The greatest share of the benefits for Costa Rica are predicted to be felt in two sectors: agriculture, livestock and forestry; and public and private transport and freight. Improved agricultural yields, ecosystem services and support for tourism are worth US$22bn more than the investments required to achieve them and the foregone value of land dedicated to forests. Meanwhile, the costs of switching to electric vehicles and building public transport infrastructure are outweighed by the economic benefits from energy savings, fewer accidents, reduced congestion and the reduced impact of air pollution on health to the tune of US$19bn. Vogt-Schilb thinks that this pattern would hold for most developing countries, with agriculture and transport always in the top three. “The third big one is the benefit of switching to 100% renewable energy, which we don’t see in Costa Rica because it is already at 95%.”

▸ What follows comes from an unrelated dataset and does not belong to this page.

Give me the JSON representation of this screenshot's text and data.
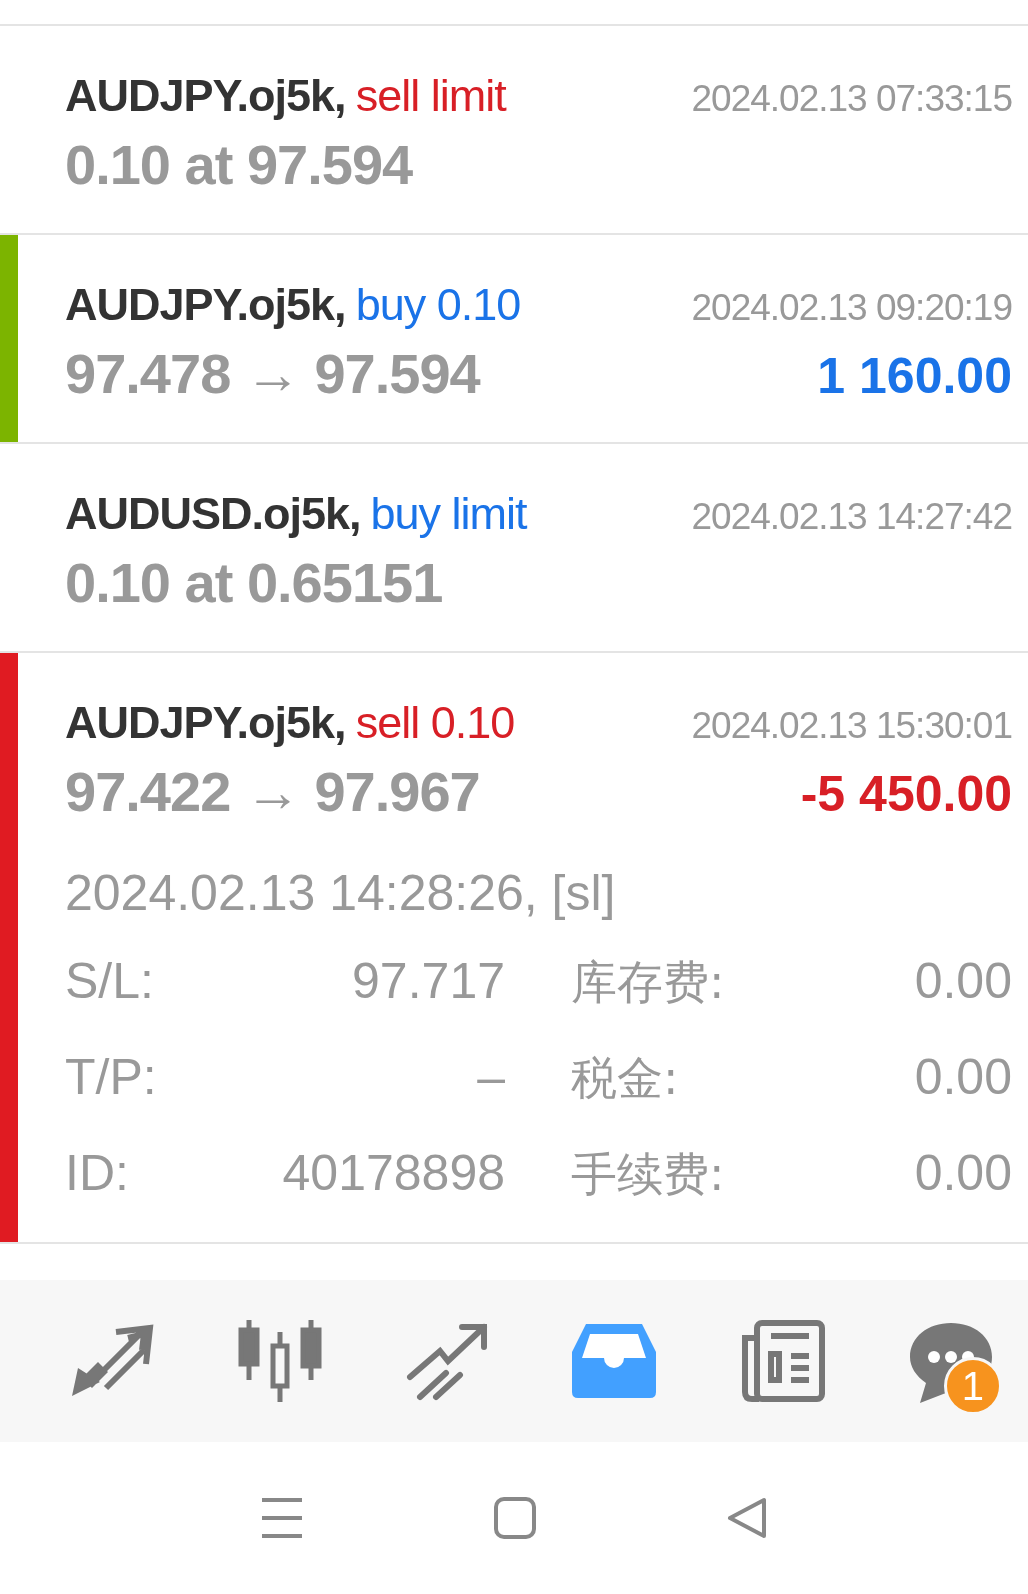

To account for the uncertainty that besets a 30-year programme, the calculations were repeated for 3,003 plausible futures, reflecting assumptions over 300 variables. Virtually all of them resulted in some net benefit, the only exceptions being when two specific conditions were present together. These were both in the transport sector: high costs for several key technologies simultaneously; and low take-up of shared vehicles and slow development of electric bus lines.
So could we just focus on transport technologies and take-up and the rest will come? It’s not that simple, says Vogt-Schilb: this demonstrates the direction of travel, but it’s not a substitute for the journey itself. “Once you’ve got everybody on board and decided that you want things like buses and plant-based agriculture, you still have to design them so that they are good things – that’s its own project.”